Friday, 18 December 2015: 14:10
3010 (Moscone West)
Trissevgeni Stavrakou1, Jean-Francois Muller2, Maite Bauwens2, Isabelle De Smedt1, Christophe Lerot1 and Michel Van Roozendael1, (1)Belgian Institute for Space Aeronomy, Brussels, Belgium, (2)Belgisch Instituut voor Ruimte-Aeronomie, Brussel, Belgium
Abstract:
Crop residue burning is an important contributor to global biomass burning. In the North China Plain, one of the largest and densely populated world plains, post-harvest crop burning is a common agricultural management practice, allowing for land clearing from residual straw and preparation for the subsequent crop cultivation. The most extensive crop fires occur in the North China Plain in June after the winter wheat comes to maturity, and have been blamed for spikes in air pollution leading to serious health problems. Estimating harvest season burning emissions is therefore of primary importance to assess air quality and define best policies for its improvement in this sensitive region. Bottom-up approaches, either based on crop production and emission factors, or on satellite burned area and fire radiative power products, have been adopted so far, however, these methods crucially depend, among other assumptions, on the satellite skill to detect small fires, and could lead to underestimation of the actual emissions.
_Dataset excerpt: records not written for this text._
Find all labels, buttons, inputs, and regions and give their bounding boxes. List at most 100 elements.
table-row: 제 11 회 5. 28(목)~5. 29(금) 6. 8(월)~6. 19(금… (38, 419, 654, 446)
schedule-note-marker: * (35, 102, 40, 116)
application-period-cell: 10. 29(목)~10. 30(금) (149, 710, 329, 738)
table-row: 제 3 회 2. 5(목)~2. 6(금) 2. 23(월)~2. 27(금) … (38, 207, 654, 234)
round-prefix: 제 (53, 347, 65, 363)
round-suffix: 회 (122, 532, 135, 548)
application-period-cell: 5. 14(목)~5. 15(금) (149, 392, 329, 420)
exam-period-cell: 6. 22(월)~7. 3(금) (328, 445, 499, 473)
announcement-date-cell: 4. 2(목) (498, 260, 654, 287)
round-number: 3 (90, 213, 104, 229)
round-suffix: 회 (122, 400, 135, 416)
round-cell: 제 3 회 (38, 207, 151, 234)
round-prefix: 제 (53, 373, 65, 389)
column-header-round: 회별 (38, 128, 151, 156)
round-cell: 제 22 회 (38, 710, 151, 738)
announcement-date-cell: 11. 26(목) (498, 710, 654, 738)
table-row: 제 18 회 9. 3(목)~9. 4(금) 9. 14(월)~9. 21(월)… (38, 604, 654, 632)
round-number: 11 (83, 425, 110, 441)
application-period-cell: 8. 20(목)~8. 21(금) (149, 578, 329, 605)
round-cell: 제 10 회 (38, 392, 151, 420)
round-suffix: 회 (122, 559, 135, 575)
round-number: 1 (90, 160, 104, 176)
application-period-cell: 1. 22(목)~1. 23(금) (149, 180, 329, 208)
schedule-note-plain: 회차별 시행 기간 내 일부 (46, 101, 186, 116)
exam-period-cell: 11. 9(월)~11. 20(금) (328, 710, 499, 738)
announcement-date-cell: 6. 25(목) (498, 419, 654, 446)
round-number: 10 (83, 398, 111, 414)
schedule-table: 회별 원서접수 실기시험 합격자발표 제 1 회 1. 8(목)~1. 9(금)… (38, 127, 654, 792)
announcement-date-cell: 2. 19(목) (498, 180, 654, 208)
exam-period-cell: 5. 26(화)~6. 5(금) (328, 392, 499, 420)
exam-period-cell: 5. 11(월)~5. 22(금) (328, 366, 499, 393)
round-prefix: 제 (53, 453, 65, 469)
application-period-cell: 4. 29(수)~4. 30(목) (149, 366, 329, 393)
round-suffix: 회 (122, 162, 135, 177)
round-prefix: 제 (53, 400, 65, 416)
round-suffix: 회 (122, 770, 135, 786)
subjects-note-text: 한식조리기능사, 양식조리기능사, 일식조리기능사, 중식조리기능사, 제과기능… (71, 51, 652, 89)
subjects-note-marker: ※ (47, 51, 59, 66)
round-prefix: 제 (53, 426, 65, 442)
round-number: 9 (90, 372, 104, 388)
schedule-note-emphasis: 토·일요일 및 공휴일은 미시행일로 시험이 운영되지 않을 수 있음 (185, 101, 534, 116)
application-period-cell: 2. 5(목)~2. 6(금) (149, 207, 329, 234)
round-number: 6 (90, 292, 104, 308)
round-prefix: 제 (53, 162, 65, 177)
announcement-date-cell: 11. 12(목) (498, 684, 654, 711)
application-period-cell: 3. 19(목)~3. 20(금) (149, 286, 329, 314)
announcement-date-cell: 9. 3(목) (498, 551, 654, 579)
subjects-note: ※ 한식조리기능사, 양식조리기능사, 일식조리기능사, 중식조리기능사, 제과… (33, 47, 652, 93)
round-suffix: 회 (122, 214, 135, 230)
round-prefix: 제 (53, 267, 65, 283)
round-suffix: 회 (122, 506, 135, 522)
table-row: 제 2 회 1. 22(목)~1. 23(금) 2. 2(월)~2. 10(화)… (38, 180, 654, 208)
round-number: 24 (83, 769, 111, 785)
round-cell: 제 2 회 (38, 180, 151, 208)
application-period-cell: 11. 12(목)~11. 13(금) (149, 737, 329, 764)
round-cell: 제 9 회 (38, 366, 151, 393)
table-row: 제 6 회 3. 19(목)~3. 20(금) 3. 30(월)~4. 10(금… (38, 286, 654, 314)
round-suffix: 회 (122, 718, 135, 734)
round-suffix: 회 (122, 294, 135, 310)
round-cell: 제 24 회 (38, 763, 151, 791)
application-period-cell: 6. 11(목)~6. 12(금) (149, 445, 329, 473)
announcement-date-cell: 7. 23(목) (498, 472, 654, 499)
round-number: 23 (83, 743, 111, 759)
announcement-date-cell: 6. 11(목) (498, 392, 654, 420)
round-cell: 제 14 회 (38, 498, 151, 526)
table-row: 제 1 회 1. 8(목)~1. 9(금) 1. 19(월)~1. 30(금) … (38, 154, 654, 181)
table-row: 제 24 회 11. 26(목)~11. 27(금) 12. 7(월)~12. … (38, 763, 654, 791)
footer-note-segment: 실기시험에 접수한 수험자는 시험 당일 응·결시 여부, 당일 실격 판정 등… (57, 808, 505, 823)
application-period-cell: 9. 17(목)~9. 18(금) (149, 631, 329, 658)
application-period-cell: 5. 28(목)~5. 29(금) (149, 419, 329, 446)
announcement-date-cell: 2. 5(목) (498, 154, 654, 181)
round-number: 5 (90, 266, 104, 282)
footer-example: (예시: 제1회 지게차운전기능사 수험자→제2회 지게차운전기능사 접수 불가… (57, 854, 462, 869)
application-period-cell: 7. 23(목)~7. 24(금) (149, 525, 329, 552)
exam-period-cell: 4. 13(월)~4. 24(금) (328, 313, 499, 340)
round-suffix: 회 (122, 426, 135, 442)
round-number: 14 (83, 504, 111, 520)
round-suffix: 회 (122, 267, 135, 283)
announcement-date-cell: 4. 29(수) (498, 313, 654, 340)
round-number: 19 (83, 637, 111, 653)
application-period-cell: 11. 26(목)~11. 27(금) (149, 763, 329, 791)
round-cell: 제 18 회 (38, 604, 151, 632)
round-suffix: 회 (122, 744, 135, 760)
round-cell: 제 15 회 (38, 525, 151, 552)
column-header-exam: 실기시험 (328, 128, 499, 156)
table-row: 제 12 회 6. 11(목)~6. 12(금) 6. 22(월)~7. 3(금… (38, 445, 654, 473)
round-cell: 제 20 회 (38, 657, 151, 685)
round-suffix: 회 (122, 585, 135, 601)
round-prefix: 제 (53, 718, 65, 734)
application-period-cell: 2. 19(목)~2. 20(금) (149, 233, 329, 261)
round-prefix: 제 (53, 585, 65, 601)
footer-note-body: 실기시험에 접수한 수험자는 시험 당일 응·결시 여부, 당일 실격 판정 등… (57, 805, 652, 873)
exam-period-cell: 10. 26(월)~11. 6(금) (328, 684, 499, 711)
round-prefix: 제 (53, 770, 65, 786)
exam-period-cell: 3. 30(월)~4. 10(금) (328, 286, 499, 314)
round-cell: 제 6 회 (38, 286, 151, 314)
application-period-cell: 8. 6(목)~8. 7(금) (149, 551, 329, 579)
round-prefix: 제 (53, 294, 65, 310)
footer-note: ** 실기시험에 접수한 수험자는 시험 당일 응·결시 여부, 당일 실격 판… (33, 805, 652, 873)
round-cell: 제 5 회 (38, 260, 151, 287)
The flux inversion of atmospheric observations is an alternative, independent approach for inferring the emissions from crop fires. Satellite column observations of formaldehyde (HCHO) exhibit a strong peak over the North China Plain in June, resulting from enhanced pyrogenic emissions of a large suite of volatile organic compounds (VOCs), precursors of HCHO. We use vertical columns of formaldehyde retrieved from the OMI instrument between 2005 and 2012 as constraints in an adjoint inversion scheme built on IMAGESv2 CTM, and perform the optimization of biogenic, pyrogenic, and anthropogenic emission parameters at the model resolution. We investigate the interannual variability of the top-down source, quantify its importance for the atmospheric composition on the regional scale, and explore its uncertainties. The OMI-based crop burning source is compared with the corresponding anthropogenic flux in the North China Plain, and is evaluated against HCHO columns from the GOME-2 instrument. The contribution of crop fires to the observed glyoxal and NO2 columns from OMI, and methanol columns from IASI is also investigated and discussed.